O número 40 tem grande simbolismo bíblico, representando provação, purificação e transformação. Na Escritura, observa-se em episódios como os 40 dias e noites de chuva no dilúvio de Noé, os 40 dias de Moisés no Monte Sinai, os 40 anos do povo de Israel no deserto, e os 40 dias de jejum de Jesus antes de iniciar seu ministério. “Na Quaresma, esses 40 dias nos convidam a uma verdadeira mudança interior, a um fortalecimento da fé e da esperança em Deus”, comenta Dom Paulo. 

Durante este tempo, os cristãos são chamados a intensificar três práticas centrais: oração, jejum e caridade. O arcebispo ressalta que a oração é diálogo íntimo com Deus, o jejum envolve privação e disciplina sobre si, e a caridade se manifesta em gestos concretos de amor ao próximo. “A abstinência da carne, muito conhecida na Quarta-feira de Cinzas e na Sexta-feira da Paixão, é apenas uma forma de jejuar.
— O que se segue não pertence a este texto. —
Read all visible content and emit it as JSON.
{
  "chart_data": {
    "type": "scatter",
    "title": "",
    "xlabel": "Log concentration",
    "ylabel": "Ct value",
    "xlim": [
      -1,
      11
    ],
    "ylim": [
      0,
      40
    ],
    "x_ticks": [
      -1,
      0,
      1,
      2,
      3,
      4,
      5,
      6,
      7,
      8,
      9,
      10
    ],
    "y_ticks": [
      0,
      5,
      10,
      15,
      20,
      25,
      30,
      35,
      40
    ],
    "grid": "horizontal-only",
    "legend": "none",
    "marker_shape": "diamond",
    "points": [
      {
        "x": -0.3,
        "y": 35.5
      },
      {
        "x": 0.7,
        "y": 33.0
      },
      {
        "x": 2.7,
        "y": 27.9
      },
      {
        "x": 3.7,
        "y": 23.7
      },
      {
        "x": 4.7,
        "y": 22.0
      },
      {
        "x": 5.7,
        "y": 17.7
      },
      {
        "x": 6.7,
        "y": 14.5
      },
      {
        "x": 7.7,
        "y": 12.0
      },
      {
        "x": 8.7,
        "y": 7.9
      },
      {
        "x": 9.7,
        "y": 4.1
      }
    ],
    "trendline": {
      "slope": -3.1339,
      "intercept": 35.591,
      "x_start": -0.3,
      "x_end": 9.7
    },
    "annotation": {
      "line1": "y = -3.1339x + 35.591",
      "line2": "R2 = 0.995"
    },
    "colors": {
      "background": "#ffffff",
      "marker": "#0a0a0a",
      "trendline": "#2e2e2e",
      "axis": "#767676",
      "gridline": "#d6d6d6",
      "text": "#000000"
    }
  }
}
O essencial é unir jejum, oração e caridade de maneira sincera”, afirma. 

A simbologia da Quaresma também se reflete na liturgia. Na Quarta-feira de Cinzas, os fiéis recebem as cinzas, feitas de ramos bentos do ano anterior, na testa, como sinal de penitência e lembrança da mortalidade humana: “Lembra-te que és pó e ao pó hás de voltar”. Além disso, os paramentos e as cores utilizadas nas celebrações mudam conforme o período: o roxo simboliza penitência e conversão, o vermelho, o sangue de Cristo na Sexta-feira Santa, e o branco, a alegria da Páscoa. 

Para Dom Paulo, a Quaresma é uma oportunidade de verdadeira conversão, que envolve mudança de mentalidade e de hábitos, não apenas exteriormente, mas de forma profunda no coração. “É um tempo para renovar atitudes, buscar a misericórdia de Deus e preparar-se espiritualmente para a vida nova que a Páscoa oferece”, conclui.